The artist employs a repetitive protocol to photograph her engaged sitters, creating a poetic archive that draws from a documentary tradition.

“There is this idea of building almost an impossible archive of all the lesbians in South Africa. But I like the idea of this quest, this search for meeting all of the women and try to stand up for their rights,” says the curator, noting that Ryerson is very proud to be an open and diverse community.

“We always try to address difficult political and social issues,” she says. 

STILL I RISE: Blockorama 16

The Blockorama stage has been one of the most dynamic stages at Pride Toronto’s annual celebration, Pride Week.

2014 marks the 16th year of Blockorama, the longest-running recurring program at the festival. It is a full-day program with over 11 hours of activities, performances, DJ sets, spoken word, and art engagements. The special guest on June 29 will be Crystal Waters, American house music singer and songwriter.

Located at TD Wellesley Stage, across from the Wellesley subway station, the site unites and engages communities through musical performances, words, images and dance.

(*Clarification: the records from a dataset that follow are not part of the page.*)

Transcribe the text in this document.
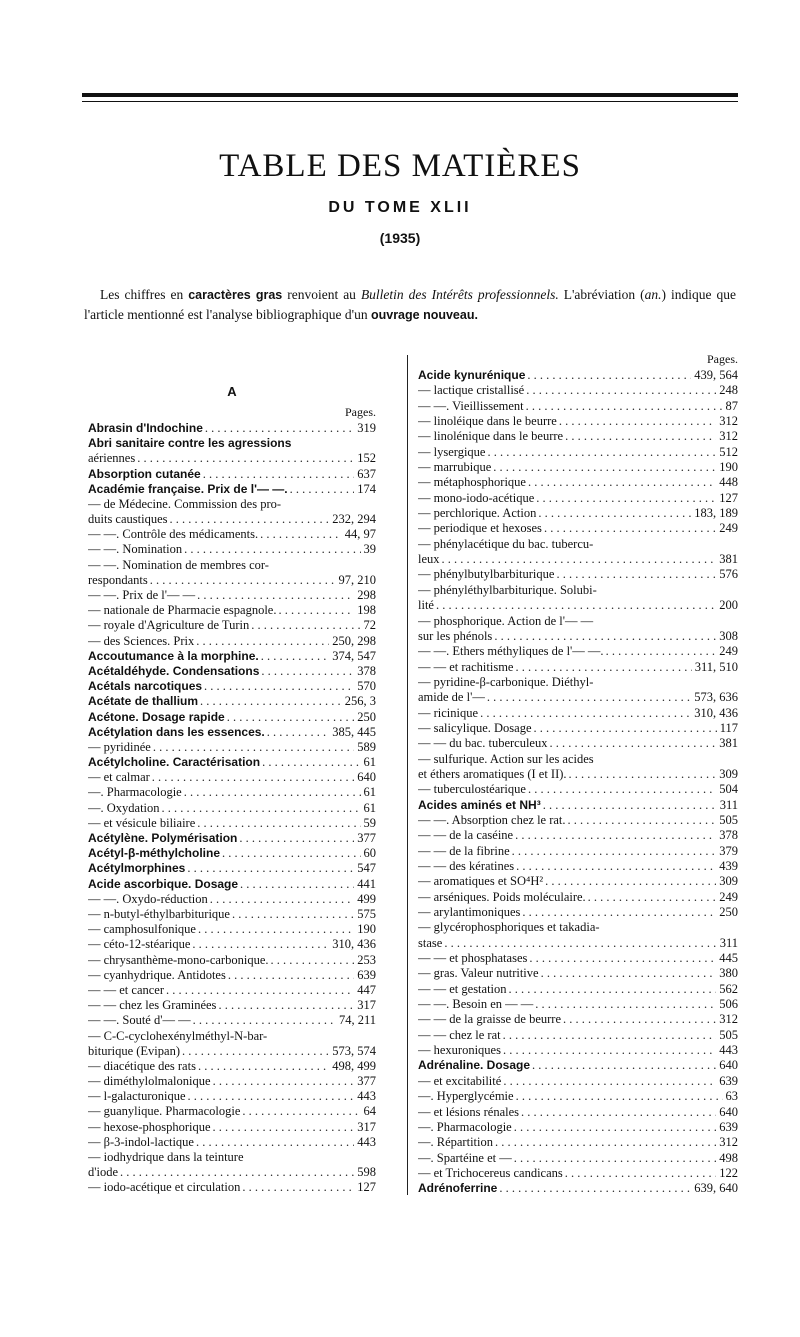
TABLE DES MATIÈRES
DU TOME XLII
(1935)
Les chiffres en caractères gras renvoient au Bulletin des Intérêts professionnels. L'abréviation (an.) indique que l'article mentionné est l'analyse bibliographique d'un ouvrage nouveau.
A
Pages.
Abrasin d'Indochine . . .	319
Abri sanitaire contre les agressions
aériennes . . .	152
Absorption cutanée . . .	637
Académie française. Prix de l'— —. . . .	174
— de Médecine. Commission des pro-
duits caustiques . . .	232, 294
— —. Contrôle des médicaments. . . .	44, 97
— —. Nomination . . .	39
— —. Nomination de membres cor-
respondants . . .	97, 210
— —. Prix de l'— — . . .	298
— nationale de Pharmacie espagnole. . . .	198
— royale d'Agriculture de Turin . . .	72
— des Sciences. Prix . . .	250, 298
Accoutumance à la morphine. . . .	374, 547
Acétaldéhyde. Condensations . . .	378
Acétals narcotiques . . .	570
Acétate de thallium . . .	256, 3
Acétone. Dosage rapide . . .	250
Acétylation dans les essences. . . .	385, 445
— pyridinée . . .	589
Acétylcholine. Caractérisation . . .	61
— et calmar . . .	640
—. Pharmacologie . . .	61
—. Oxydation . . .	61
— et vésicule biliaire . . .	59
Acétylène. Polymérisation . . .	377
Acétyl-β-méthylcholine . . .	60
Acétylmorphines . . .	547
Acide ascorbique. Dosage . . .	441
— —. Oxydo-réduction . . .	499
— n-butyl-éthylbarbiturique . . .	575
— camphosulfonique . . .	190
— céto-12-stéarique . . .	310, 436
— chrysanthème-mono-carbonique. . . .	253
— cyanhydrique. Antidotes . . .	639
— — et cancer . . .	447
— — chez les Graminées . . .	317
— —. Souté d'— — . . .	74, 211
— C-C-cyclohexénylméthyl-N-bar-
biturique (Evipan) . . .	573, 574
— diacétique des rats . . .	498, 499
— diméthylolmalonique . . .	377
— l-galacturonique . . .	443
— guanylique. Pharmacologie . . .	64
— hexose-phosphorique . . .	317
— β-3-indol-lactique . . .	443
— iodhydrique dans la teinture
d'iode . . .	598
— iodo-acétique et circulation . . .	127
Pages.
Acide kynurénique . . .	439, 564
— lactique cristallisé . . .	248
— —. Vieillissement . . .	87
— linoléique dans le beurre . . .	312
— linolénique dans le beurre . . .	312
— lysergique . . .	512
— marrubique . . .	190
— métaphosphorique . . .	448
— mono-iodo-acétique . . .	127
— perchlorique. Action . . .	183, 189
— periodique et hexoses . . .	249
— phénylacétique du bac. tubercu-
leux . . .	381
— phénylbutylbarbiturique . . .	576
— phényléthylbarbiturique. Solubi-
lité . . .	200
— phosphorique. Action de l'— —
sur les phénols . . .	308
— —. Ethers méthyliques de l'— —. . . .	249
— — et rachitisme . . .	311, 510
— pyridine-β-carbonique. Diéthyl-
amide de l'— . . .	573, 636
— ricinique . . .	310, 436
— salicylique. Dosage . . .	117
— — du bac. tuberculeux . . .	381
— sulfurique. Action sur les acides
et éthers aromatiques (I et II). . . .	309
— tuberculostéarique . . .	504
Acides aminés et NH³ . . .	311
— —. Absorption chez le rat. . . .	505
— — de la caséine . . .	378
— — de la fibrine . . .	379
— — des kératines . . .	439
— aromatiques et SO⁴H² . . .	309
— arséniques. Poids moléculaire. . . .	249
— arylantimoniques . . .	250
— glycérophosphoriques et takadia-
stase . . .	311
— — et phosphatases . . .	445
— gras. Valeur nutritive . . .	380
— — et gestation . . .	562
— —. Besoin en — — . . .	506
— — de la graisse de beurre . . .	312
— — chez le rat . . .	505
— hexuroniques . . .	443
Adrénaline. Dosage . . .	640
— et excitabilité . . .	639
—. Hyperglycémie . . .	63
— et lésions rénales . . .	640
—. Pharmacologie . . .	639
—. Répartition . . .	312
—. Spartéine et — . . .	498
— et Trichocereus candicans . . .	122
Adrénoferrine . . .	639, 640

Past headline performers include:  En Vogue (2013), Diana King (2013), Deborah Cox (2011), Keshia Chanté (2012), jojoflores (2001-present) Quentin Harris (2012), Ultra Naté (2012), Lady Blacktronica (2012), and many more.

Since 1998, Blackness Yes! – a community-based committee that works year-round to celebrate Black/Caribbean/African queer and trans history, creativity and resistance – has organized Blockorama.

Its mandate is to create a space for LGBTTIQQ folks of African descent and their friends, loved ones and supporters.

“We work to affirm, celebrate and ensure visible black LGBTTIQQ communities within Pride; to create a black cultural space within Pride that any black or black affirming person can be a part of; and to create a vehicle for HIV/AIDS information dissemination. We create spaces of resistance and celebration at Toronto’s Pride festival and at other community-based events year-round in Toronto,” says Blackness Yes!

The committee is made up of members of black queer and trans communities that volunteer their time to put together the Blockorama stage program every year.

“We are happy to be working with members across of our communities to bring you a truly diasporic array of entertainment,” says the committee.

BQY: Black to the Future

For the second year, the new program, “BQY:  Black to the Future,” will once again be featured on North Stage, on June 27.

Programmed in collaboration with the Black Queer Youth (BQY) group at the Sherbourne Health Centre, the event showcases 4 hours of performances by youths, all completely programmed and presented by youths.

Norm Kelly, deputy mayor of the City of Toronto, said Toronto is hosting WorldPride for the first time.

“This international celebration will welcome thousands of people from around the world, who will come together to honour the past, celebrate the present and inspire a better future for LGBTTIQQ2SA communities,” he said.

LGBTTIQQ2SA is an abbreviation used to represent a broad array of identities such as, but not limited to, lesbian, gay, bisexual, transsexual, transgender, intersex, queer, questioning, two-spirited, and allies.